On a night when Republicans took over the Senate and Democrats experienced even more losses than they were originally expecting, some of the longer-term winners and losers were people who didn't have their name on a ballot.
Fortuitous fundraising and a focus on presidential prospects helped a few Republicans on Tuesday, while two candidates who tried to game the system -- by physically moving to another state in one race and moving to a new political party for another -- didn't work out for them in the end.
Not only was Mitch McConnell able to hold onto his job as Senator from Kentucky, but now he gets a promotion as well after Republicans were able to tilt the balance of power in the Senate.
The tough-talking New Jersey governor wasn't listed on any ballots this year but, because of his role as the head of the Republican Governor's Association, he increased his national presence and has the results to prove it. With some races left to call, at least 21 of the 34 candidates that he stumped for ended up winning.
After keeping his post as Governor of Wisconsin, Scott Walker has essentially shown his critics that his constituents are fans of his attempts to break unions. This also secured his spot as a top Republican presidential contender.
While the Senate was the center of most analysts' attention during the race, Republicans in the House also had a good night because now their majority is even stronger than before.
The incumbent Democratic Senator no longer has a job, but she also lost her job in the most expensive race of the entire election. The cumulative fight between Hagan and Republican challenger Thom Tillis is estimated to have cost more than $1 million.
Many are casting these midterms as a referendum on President Obama's policies and a general reflection on Americans' general displeasure with this administration. His low approval ratings and attempts by candidates to distance themselves meant that the president tried to steer clear of the campaign trail for much of the lead up to the election, but he still ended up being the biggest loser on Tuesday night.
The Nevada Senator did not have a race to run himself but -- because of how the other races played out -- ended up losing a title out. Reid will have to hand over the Majority Leader mantle to McConnell.
The fan behind his podium wasn't enough to keep his campaign cool, as Charlie Crist now has the distinct honor of being considered a loser for each political party. He started his political career as a Republican, but decided to rebrand himself an Independent when Marco Rubio beat him in the 2010 Senate race. His time as an Independent didn't work that well either, so he registered as a Democrat in 2012. He lost as a Democrat on Tuesday.

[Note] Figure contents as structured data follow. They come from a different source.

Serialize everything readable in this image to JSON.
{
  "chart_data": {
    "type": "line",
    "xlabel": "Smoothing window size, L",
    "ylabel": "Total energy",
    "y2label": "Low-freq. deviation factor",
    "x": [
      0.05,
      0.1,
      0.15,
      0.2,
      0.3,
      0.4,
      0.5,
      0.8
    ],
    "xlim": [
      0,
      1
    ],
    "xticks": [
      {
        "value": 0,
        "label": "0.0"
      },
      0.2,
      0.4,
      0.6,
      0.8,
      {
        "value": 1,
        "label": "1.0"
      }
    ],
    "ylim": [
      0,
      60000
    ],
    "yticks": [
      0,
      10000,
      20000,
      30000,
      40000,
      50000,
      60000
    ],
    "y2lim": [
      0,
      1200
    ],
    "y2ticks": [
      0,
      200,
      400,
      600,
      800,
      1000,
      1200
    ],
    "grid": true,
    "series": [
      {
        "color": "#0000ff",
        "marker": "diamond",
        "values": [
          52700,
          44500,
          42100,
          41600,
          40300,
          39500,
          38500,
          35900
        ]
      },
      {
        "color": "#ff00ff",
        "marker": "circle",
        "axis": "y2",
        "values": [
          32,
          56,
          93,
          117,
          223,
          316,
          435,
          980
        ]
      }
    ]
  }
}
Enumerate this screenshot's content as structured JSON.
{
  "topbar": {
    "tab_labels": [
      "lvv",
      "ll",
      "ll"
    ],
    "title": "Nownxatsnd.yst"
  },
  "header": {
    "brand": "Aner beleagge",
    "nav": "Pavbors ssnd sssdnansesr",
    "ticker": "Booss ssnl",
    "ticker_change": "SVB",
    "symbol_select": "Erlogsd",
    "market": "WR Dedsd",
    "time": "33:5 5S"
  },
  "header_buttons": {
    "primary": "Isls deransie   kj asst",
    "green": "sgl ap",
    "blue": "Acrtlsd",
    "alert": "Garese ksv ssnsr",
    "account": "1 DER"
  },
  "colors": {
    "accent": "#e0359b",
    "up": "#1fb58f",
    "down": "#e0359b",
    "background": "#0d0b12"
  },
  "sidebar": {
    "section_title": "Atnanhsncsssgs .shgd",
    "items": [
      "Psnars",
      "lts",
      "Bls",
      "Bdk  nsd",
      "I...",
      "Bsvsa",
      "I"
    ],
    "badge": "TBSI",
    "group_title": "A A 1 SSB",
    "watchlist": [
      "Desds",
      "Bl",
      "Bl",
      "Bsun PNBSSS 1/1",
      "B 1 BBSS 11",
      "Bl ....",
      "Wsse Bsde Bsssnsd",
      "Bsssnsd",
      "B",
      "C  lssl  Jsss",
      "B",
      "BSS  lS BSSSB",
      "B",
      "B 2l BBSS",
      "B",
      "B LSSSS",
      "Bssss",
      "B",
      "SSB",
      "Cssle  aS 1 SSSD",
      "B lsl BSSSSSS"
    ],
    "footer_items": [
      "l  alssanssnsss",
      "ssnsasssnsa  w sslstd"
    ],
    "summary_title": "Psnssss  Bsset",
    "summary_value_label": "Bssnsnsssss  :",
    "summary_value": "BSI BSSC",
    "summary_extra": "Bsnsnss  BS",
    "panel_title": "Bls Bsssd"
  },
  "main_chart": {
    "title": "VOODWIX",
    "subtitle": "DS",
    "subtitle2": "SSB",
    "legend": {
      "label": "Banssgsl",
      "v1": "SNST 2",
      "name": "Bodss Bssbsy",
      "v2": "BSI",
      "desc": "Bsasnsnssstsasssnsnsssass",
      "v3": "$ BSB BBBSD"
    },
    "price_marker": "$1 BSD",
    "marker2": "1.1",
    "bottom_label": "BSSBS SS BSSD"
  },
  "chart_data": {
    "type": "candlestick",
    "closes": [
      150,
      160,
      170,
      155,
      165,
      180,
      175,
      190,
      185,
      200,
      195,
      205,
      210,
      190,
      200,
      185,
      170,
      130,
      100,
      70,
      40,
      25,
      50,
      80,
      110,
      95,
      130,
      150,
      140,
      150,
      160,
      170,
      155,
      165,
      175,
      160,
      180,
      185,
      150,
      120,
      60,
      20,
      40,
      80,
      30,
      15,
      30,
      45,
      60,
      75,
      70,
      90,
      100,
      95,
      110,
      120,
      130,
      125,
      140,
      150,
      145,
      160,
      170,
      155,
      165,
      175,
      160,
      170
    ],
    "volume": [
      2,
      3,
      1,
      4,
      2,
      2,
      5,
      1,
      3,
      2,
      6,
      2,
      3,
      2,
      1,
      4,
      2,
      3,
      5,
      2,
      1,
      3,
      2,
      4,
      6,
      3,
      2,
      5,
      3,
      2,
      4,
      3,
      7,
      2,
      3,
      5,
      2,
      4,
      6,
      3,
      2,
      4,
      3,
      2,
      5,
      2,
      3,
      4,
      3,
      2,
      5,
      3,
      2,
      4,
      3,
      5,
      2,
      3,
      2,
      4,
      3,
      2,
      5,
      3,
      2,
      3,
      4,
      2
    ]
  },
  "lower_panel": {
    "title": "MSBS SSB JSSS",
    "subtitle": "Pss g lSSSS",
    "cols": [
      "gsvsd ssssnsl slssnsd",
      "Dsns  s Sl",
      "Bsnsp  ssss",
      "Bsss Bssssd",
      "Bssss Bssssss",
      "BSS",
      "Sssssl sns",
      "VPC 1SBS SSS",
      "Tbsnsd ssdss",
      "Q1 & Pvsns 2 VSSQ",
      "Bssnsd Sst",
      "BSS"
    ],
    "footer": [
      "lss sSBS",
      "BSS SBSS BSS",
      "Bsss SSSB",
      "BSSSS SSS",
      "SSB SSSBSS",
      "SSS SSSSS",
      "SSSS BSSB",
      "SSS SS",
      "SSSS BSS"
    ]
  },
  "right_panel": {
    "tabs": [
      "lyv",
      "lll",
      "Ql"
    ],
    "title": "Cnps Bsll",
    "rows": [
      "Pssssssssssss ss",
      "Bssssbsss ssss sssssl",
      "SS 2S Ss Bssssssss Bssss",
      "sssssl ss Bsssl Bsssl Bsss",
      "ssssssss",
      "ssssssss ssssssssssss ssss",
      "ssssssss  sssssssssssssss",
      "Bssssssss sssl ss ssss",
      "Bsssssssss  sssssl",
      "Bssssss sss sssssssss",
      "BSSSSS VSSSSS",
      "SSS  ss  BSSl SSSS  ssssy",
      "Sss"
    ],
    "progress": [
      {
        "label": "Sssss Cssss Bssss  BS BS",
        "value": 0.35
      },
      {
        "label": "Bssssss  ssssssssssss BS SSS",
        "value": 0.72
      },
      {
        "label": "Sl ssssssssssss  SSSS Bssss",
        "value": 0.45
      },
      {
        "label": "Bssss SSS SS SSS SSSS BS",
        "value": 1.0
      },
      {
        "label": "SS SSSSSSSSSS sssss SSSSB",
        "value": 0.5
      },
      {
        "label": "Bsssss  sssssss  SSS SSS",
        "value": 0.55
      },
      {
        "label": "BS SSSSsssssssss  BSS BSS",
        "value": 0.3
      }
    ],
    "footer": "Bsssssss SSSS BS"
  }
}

Though he never switched parties, former Massachusetts Sen. Scott Brown did try running in another state this time around, but that didn't turn out too well. Brown, who has had a summer home in New Hampshire for years, lost that state's race against incumbent Democrat Jeanne Shaheen.
The former Massachusetts Attorney General isn't going to be able to lose her unfortunate nickname (of "Choakley") after Tuesday's race. She was first appointed to fill Ted Kennedy's Senate seat after he died, but then was beaten by Scott Brown in a special election. This time around, her former foe had moved up north in hopes of friendlier folk in New Hampshire, but that didn't help her new gubernatorial cause as she still ended up losing this race to Republican Charlie Baker.